Page MenuHomePhabricator

Security review of pdfrw
Closed, ResolvedPublic

Description

Project Information

Description of the tool/project

pdfrw is a Python library and utility that reads and writes PDF files

Description of how the tool will be used at WMF

We'll use the tool to post-process PDFs generated by ElectronPdfService. The tool will be used by a Python script to modify PDFs to add page numbers and table of contents.

Dependencies

None (afaik)

Has this project been reviewed before?

No (afaik)

Working test environment

There's none yet, but we can share something as part of T171960: Create a library to post-process PDF and add page numbers and table of contents

Post-deployment

Readers Web will be responsible for maintaining the library.

Event Timeline

The target date for deployment has shifted forward to EOQ Q1 (end of September). Who's the best person to review this Python library?

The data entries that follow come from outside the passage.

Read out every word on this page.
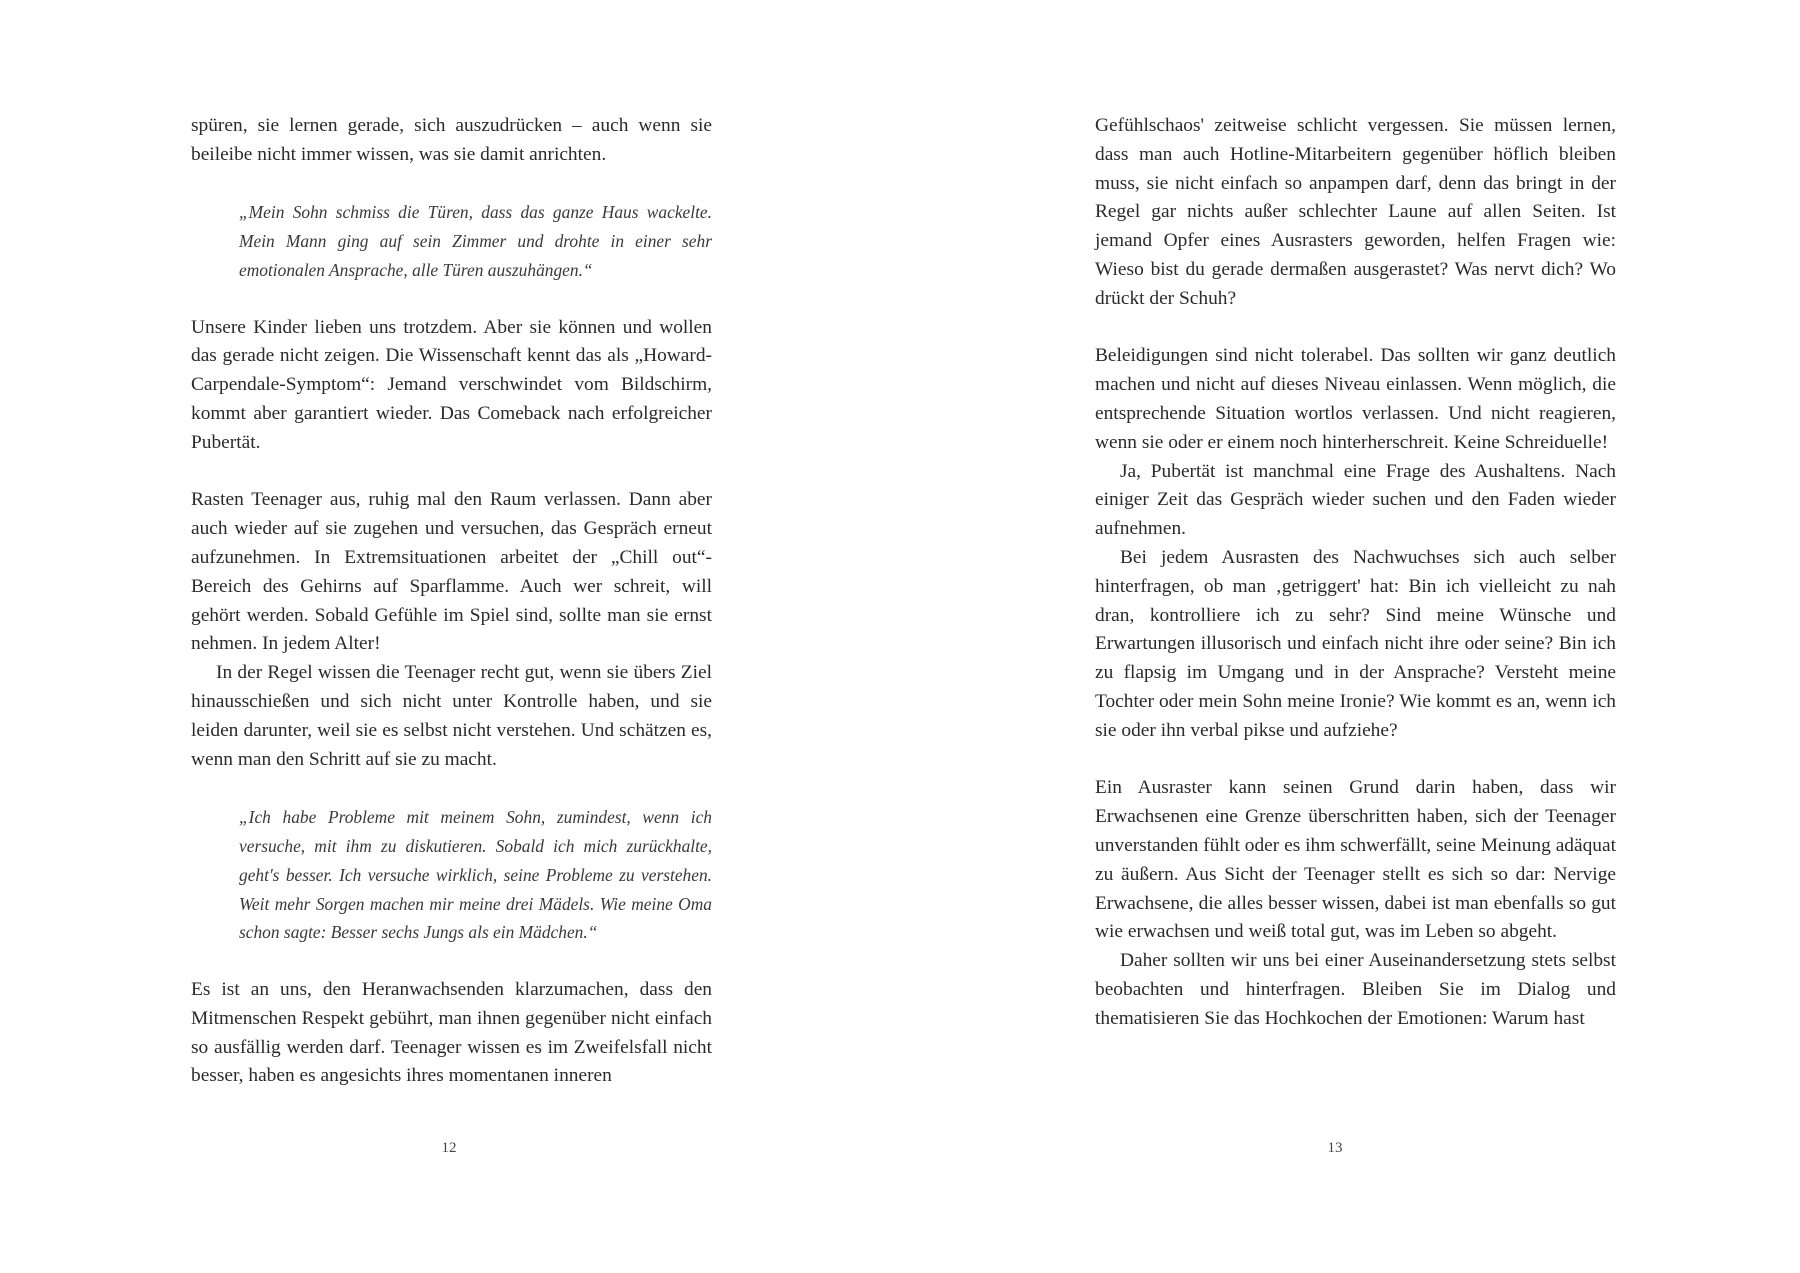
spüren, sie lernen gerade, sich auszudrücken – auch wenn sie beileibe nicht immer wissen, was sie damit anrichten.

„Mein Sohn schmiss die Türen, dass das ganze Haus wackelte. Mein Mann ging auf sein Zimmer und drohte in einer sehr emotionalen Ansprache, alle Türen auszuhängen.“

Unsere Kinder lieben uns trotzdem. Aber sie können und wollen das gerade nicht zeigen. Die Wissenschaft kennt das als „Howard-Carpendale-Symptom“: Jemand verschwindet vom Bildschirm, kommt aber garantiert wieder. Das Comeback nach erfolgreicher Pubertät.

Rasten Teenager aus, ruhig mal den Raum verlassen. Dann aber auch wieder auf sie zugehen und versuchen, das Gespräch erneut aufzunehmen. In Extremsituationen arbeitet der „Chill out“-Bereich des Gehirns auf Sparflamme. Auch wer schreit, will gehört werden. Sobald Gefühle im Spiel sind, sollte man sie ernst nehmen. In jedem Alter!

In der Regel wissen die Teenager recht gut, wenn sie übers Ziel hinausschießen und sich nicht unter Kontrolle haben, und sie leiden darunter, weil sie es selbst nicht verstehen. Und schätzen es, wenn man den Schritt auf sie zu macht.

„Ich habe Probleme mit meinem Sohn, zumindest, wenn ich versuche, mit ihm zu diskutieren. Sobald ich mich zurückhalte, geht's besser. Ich versuche wirklich, seine Probleme zu verstehen. Weit mehr Sorgen machen mir meine drei Mädels. Wie meine Oma schon sagte: Besser sechs Jungs als ein Mädchen.“

Es ist an uns, den Heranwachsenden klarzumachen, dass den Mitmenschen Respekt gebührt, man ihnen gegenüber nicht einfach so ausfällig werden darf. Teenager wissen es im Zweifelsfall nicht besser, haben es angesichts ihres momentanen inneren

12

Gefühlschaos' zeitweise schlicht vergessen. Sie müssen lernen, dass man auch Hotline-Mitarbeitern gegenüber höflich bleiben muss, sie nicht einfach so anpampen darf, denn das bringt in der Regel gar nichts außer schlechter Laune auf allen Seiten. Ist jemand Opfer eines Ausrasters geworden, helfen Fragen wie: Wieso bist du gerade dermaßen ausgerastet? Was nervt dich? Wo drückt der Schuh?

Beleidigungen sind nicht tolerabel. Das sollten wir ganz deutlich machen und nicht auf dieses Niveau einlassen. Wenn möglich, die entsprechende Situation wortlos verlassen. Und nicht reagieren, wenn sie oder er einem noch hinterherschreit. Keine Schreiduelle!

Ja, Pubertät ist manchmal eine Frage des Aushaltens. Nach einiger Zeit das Gespräch wieder suchen und den Faden wieder aufnehmen.

Bei jedem Ausrasten des Nachwuchses sich auch selber hinterfragen, ob man ‚getriggert' hat: Bin ich vielleicht zu nah dran, kontrolliere ich zu sehr? Sind meine Wünsche und Erwartungen illusorisch und einfach nicht ihre oder seine? Bin ich zu flapsig im Umgang und in der Ansprache? Versteht meine Tochter oder mein Sohn meine Ironie? Wie kommt es an, wenn ich sie oder ihn verbal pikse und aufziehe?

Ein Ausraster kann seinen Grund darin haben, dass wir Erwachsenen eine Grenze überschritten haben, sich der Teenager unverstanden fühlt oder es ihm schwerfällt, seine Meinung adäquat zu äußern. Aus Sicht der Teenager stellt es sich so dar: Nervige Erwachsene, die alles besser wissen, dabei ist man ebenfalls so gut wie erwachsen und weiß total gut, was im Leben so abgeht.

Daher sollten wir uns bei einer Auseinandersetzung stets selbst beobachten und hinterfragen. Bleiben Sie im Dialog und thematisieren Sie das Hochkochen der Emotionen: Warum hast

13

Who's the best person to review this Python library?

@Bawolff @dpatrick: IIRC you were the folks to ping in this context. I apologise if that's not the case.

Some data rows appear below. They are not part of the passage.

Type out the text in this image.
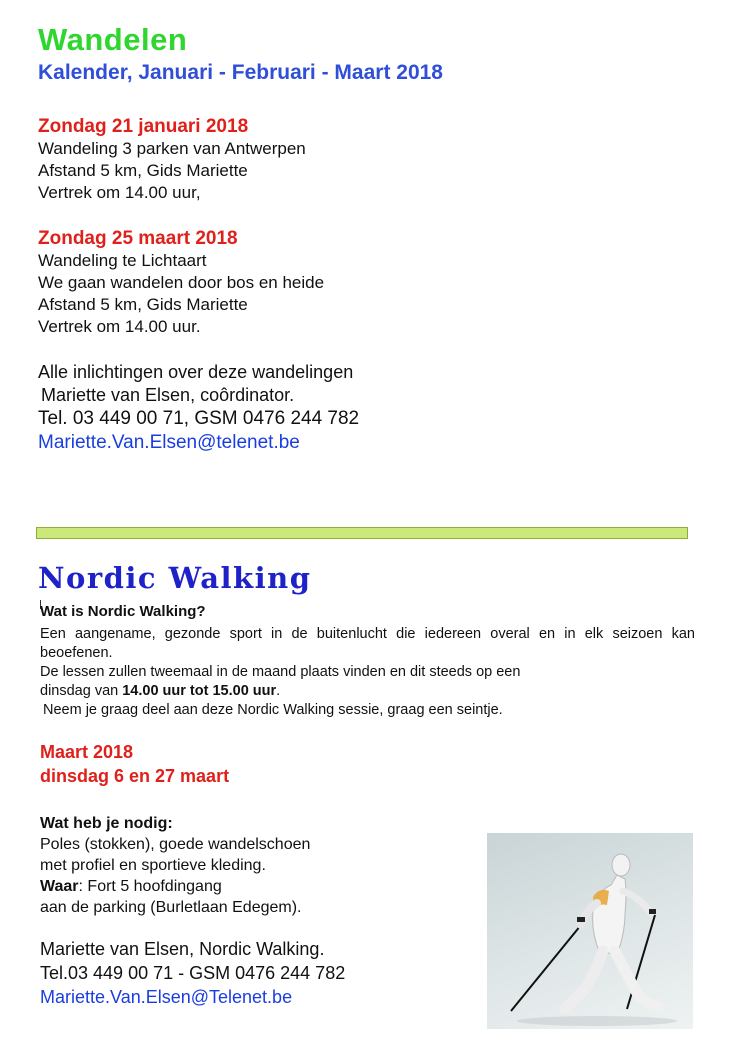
Wandelen
Kalender, Januari - Februari - Maart 2018
Zondag 21 januari 2018
Wandeling 3 parken van Antwerpen
Afstand 5 km, Gids Mariette
Vertrek om 14.00 uur,
Zondag 25 maart 2018
Wandeling te Lichtaart
We gaan wandelen door bos en heide
Afstand 5 km, Gids Mariette
Vertrek om 14.00 uur.
Alle inlichtingen over deze wandelingen
Mariette van Elsen, coôrdinator.
Tel. 03 449 00 71, GSM 0476 244 782
Mariette.Van.Elsen@telenet.be
Nordic Walking
Wat is Nordic Walking?
Een aangename, gezonde sport in de buitenlucht die iedereen overal en in elk seizoen kan
beoefenen.
De lessen zullen tweemaal in de maand plaats vinden en dit steeds op een
dinsdag van 14.00 uur tot 15.00 uur.
Neem je graag deel aan deze Nordic Walking sessie, graag een seintje.
Maart 2018
dinsdag 6 en 27 maart
Wat heb je nodig:
Poles (stokken), goede wandelschoen
met profiel en sportieve kleding.
Waar: Fort 5 hoofdingang
aan de parking (Burletlaan Edegem).
Mariette van Elsen, Nordic Walking.
Tel.03 449 00 71 - GSM 0476 244 782
Mariette.Van.Elsen@Telenet.be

Who's the best person to review this Python library?

@Bawolff @dpatrick: IIRC you were the folks to ping in this context. I apologise if that's not the case.

Yes. We will add it to our list of things to review.

In addition to pdfrw, it's looking increasingly likely that we're going to have to use BeautifulSoup for easy DOM querying and manipulation. At this time we won't be using any external parsers such as lxml, but we'll use Python's built in html.parser. Should I create a new task for this? Not sure if any past projects have used this library before, but ORES or Wikimetrics don't seem to use it.

In addition to pdfrw, it's looking increasingly likely that we're going to have to use BeautifulSoup for easy DOM querying and manipulation. At this time we won't be using any external parsers such as lxml, but we'll use Python's built in html.parser. Should I create a new task for this? Not sure if any past projects have used this library before, but ORES or Wikimetrics don't seem to use it.

Yes, please create a separate task requesting that review. Thanks.

I checked out the WIP ppg code in the description of T171960 and I'm wondering whether that will be invoked by the Node service (T177765), returning a ready-to-read PDF which has ToC, page numbers, etc., or will the Node service just render an article which will then be post-processed (adding ToC, page numbers, etc.) separately? I'm asking to ascertain whether the script which will use pdfrw will be firejailed. This question is not a blocker. I'm just curious.

dpatrick claimed this task.

This review is complete. Basic concerns such as system i/o (very limited) and shell execution (none) were found to be safe. Encryption implementation was not reviewed since we won't be using that portion of the code. My main concerns would lie with code execution or denial of service (a la https://github.com/pmaupin/pdfrw/issues/92) via malicious PDF input, however, the fact that this will run in a closed ecosystem (in which input originates only from a system we control) mitigates those concerns.

I checked out the WIP ppg code in the description of T171960 and I'm wondering whether that will be invoked by the Node service (T177765), returning a ready-to-read PDF which has ToC, page numbers, etc., or will the Node service just render an article which will then be post-processed (adding ToC, page numbers, etc.) separately? I'm asking to ascertain whether the script which will use pdfrw will be firejailed. This question is not a blocker. I'm just curious.

I think we'll have the Node service render an article only. We may need to build another service that takes the PDF from the Node service and post-processes it using ppg. I'm not sure if that's what we will end up doing though.